Weekend Economist: Jobs jolt

Next week's GDP figures should show the strongest quarterly growth in almost two years but significant headwinds loom.

The Australian National Accounts, to be released on Wednesday March 5, will provide an estimate of economic activity in Q4.

GDP growth is forecast to strengthen to 0.9 per cent per quarter in Q4, up from 0.6 per cent in Q3. That would be the strongest result since 2012 Q1. Annual growth ticks higher to 2.7 per cent from 2.3 per cent. There were mixed messages from various key indicators for late 2013, potentially evidence that growth was particularly lopsided in this quarter.

Labour market conditions were weak, employment stalled in Q4 and hours worked contracted, down 0.3 per cent. Australia's terms of trade was neutral for national income in the quarter, with the index broadly flat on our estimate. By contrast, consumer and business confidence improved in the second half of 2013, buoyed by the Federal election on September 16. Low interest rates, a lower AUD and a lift in household wealth also supported confidence.

Private surveys reported a lift in business conditions from below average levels in Q3, to near average in Q4. This trend was driven largely by the consumer. Accordingly, we anticipate some improvement in household consumption.

Net exports will add 0.8 percentage points to Q4 GDP, on our estimate, led by resource exports as capacity expands. Inventories are expected to make a small contribution, partially reversing a sizeable negative in Q3.

Elsewhere conditions were disappointing: housing construction, down; business cut investment; and we anticipate a decline in public demand. Thus, we expect domestic demand to contract by 0.3 per cent and annual growth to slow to only 0.3 per cent, the weakest since 2009.

We and the RBA expect GDP growth to be below trend in 2014. Housing construction and resource exports will perform well. But we see three significant exogenous headwinds: a downturn in mining investment; sub-par public demand as governments look to improve their budgets; and a negative income shock via a declining terms of trade associated with a slowing of China.

The balance of these forces, and a still high currency leading to structural change, points to sluggish jobs growth. A negative feedback from the labour market to the household sector will restrain consumer spending and in turn stifle an upturn in non-mining investment.

Sectoral forecasts

Household consumption (0.7 per cent): We expect consumption growth to improve from a sluggish 0.4 per cent per quarter in Q3 to 0.7 per cent per quarter in Q4. Consumers were more positive during the second half of 2013, with the Westpac-MI Consumer Sentiment index averaging 102 in Q2, 106 in Q3 and 108 in Q4, then retreating to 100.3 in February. This spike in confidence appears to have translated into stronger spending. Real retail sales rose 0.8 per cent in Q3 and a further 0.9 per cent in Q4, lifting annual growth to 3.5 per cent. Motor vehicle sales edged higher in the final months of the year after edging lower in Q3. Services spending was soft in Q3, limiting total consumption growth to only 0.4 per cent. Private business surveys suggest that services spending firmed in Q4.

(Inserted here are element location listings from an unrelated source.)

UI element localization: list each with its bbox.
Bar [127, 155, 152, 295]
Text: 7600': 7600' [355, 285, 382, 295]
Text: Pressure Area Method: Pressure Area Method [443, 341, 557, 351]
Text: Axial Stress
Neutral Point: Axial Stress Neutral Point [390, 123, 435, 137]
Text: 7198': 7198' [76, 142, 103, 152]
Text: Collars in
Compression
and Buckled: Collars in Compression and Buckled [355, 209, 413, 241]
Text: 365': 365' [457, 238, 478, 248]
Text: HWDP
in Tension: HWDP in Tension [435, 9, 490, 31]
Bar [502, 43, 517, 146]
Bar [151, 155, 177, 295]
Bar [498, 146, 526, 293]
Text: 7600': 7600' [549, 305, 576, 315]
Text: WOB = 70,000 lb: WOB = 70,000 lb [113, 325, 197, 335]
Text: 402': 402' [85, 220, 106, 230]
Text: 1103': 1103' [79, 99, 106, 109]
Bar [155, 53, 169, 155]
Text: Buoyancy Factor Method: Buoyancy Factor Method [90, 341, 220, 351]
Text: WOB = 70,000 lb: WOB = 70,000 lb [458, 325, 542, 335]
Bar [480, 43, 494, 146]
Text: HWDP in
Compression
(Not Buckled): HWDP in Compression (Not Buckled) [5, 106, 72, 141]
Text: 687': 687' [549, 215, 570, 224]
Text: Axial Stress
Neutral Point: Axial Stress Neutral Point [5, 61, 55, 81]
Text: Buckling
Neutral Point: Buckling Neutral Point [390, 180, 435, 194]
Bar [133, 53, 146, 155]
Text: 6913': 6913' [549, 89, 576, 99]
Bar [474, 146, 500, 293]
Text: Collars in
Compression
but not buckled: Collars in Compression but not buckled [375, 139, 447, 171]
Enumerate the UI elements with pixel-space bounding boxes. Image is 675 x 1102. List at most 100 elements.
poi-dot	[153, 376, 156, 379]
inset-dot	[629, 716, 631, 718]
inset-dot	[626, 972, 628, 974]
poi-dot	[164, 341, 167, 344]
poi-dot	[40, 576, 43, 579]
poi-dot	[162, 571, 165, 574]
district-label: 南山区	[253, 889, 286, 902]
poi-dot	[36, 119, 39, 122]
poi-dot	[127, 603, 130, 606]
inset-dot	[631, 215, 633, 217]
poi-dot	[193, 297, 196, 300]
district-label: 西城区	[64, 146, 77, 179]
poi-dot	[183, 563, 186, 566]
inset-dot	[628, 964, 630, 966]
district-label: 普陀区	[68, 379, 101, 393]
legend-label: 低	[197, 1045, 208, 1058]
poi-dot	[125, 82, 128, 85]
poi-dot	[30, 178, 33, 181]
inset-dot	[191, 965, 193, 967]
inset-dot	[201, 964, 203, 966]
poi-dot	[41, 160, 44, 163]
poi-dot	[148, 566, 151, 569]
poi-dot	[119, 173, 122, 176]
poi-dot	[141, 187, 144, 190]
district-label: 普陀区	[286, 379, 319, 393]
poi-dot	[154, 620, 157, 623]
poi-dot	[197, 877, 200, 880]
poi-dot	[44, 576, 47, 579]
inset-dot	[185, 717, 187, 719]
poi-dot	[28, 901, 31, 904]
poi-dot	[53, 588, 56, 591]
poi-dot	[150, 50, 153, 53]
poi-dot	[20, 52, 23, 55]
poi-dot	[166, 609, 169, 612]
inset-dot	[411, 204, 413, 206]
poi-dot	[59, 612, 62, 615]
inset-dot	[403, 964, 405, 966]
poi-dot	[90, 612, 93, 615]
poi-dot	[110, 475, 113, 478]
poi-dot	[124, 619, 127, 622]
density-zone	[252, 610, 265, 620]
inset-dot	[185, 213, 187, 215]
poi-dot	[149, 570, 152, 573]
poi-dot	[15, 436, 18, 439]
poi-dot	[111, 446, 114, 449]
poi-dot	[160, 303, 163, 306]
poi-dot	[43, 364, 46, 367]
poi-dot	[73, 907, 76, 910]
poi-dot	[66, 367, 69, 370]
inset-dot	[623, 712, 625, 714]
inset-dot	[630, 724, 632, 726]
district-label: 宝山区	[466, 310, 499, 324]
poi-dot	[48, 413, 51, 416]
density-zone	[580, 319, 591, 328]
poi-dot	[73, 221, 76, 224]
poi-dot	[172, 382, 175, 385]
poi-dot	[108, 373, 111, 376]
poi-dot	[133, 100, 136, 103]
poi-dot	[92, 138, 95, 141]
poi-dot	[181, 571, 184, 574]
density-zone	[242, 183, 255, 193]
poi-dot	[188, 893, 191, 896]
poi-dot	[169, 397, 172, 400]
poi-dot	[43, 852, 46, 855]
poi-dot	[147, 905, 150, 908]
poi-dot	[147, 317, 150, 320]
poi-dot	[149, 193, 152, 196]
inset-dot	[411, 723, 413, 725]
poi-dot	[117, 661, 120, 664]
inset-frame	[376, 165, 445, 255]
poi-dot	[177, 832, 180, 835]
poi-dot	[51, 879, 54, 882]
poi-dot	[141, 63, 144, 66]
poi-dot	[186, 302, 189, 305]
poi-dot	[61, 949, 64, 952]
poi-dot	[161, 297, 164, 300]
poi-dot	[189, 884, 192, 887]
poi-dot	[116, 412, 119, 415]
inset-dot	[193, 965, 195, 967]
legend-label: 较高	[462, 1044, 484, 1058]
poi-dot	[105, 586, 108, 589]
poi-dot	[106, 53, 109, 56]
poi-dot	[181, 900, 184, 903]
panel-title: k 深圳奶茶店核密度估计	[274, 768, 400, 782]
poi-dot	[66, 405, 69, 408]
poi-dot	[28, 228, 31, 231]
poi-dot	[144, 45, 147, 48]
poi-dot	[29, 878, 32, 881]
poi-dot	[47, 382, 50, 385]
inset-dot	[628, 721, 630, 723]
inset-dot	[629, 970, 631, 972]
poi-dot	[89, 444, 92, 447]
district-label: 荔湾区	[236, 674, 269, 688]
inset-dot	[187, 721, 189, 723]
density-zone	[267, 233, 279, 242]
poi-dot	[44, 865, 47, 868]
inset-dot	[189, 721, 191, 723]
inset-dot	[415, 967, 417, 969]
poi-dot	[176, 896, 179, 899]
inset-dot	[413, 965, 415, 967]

Dwelling investment (–0.4 per cent): The new dwelling construction upswing that emerged in the second half of 2012 stalled in 2013. The Construction survey reports that such work declined by 2.5 per cent in Q4, and that this was largely offset by a 3 per cent rise in renovations.

New business investment (–3.5 per cent): Firms placed investment plans on hold, possibly in part due to policy uncertainty associated with the Federal election. Quarterly partial data report that: equipment spending fell by 8.6 per cent in Q4; infrastructure work declined by 1.6 per cent; and non-residential building fell by 2.8 per cent. We expect the remaining segment, intellectual property products, to inch higher, restrained by a drop in exploration.

Public spending (–0.3 per cent): Public spending has been volatile around a weak trend. We anticipate a soft end to 2013, forecasting a 0.3 per cent decline. That follows a 0.2 per cent contraction in Q2 and would see annual growth at 2.6 per cent, subject to revisions.

Net exports (0.8 percentage points): Export volumes expanded by an estimated 3½ per cent in Q4, with this strong result largely centred on resources (iron ore and coal). Imports contracted further, down an estimated 0.5 per cent following a sharp 3.3 per cent drop in Q3.

Private non-farm inventories (flat, 0.2 percentage point contribution): Stock levels are expected to stabilise following a run-down in Q3. That would see inventories add 0.2ppts to Q4 GDP, partially reversing a 0.4ppt subtraction last quarter.

The Business Indicators survey (Mon), the Balance of Payments (Tue) and Public Demand data (Tue) will provide further clues as to the risks surrounding our forecast for Q3 GDP (published Wed).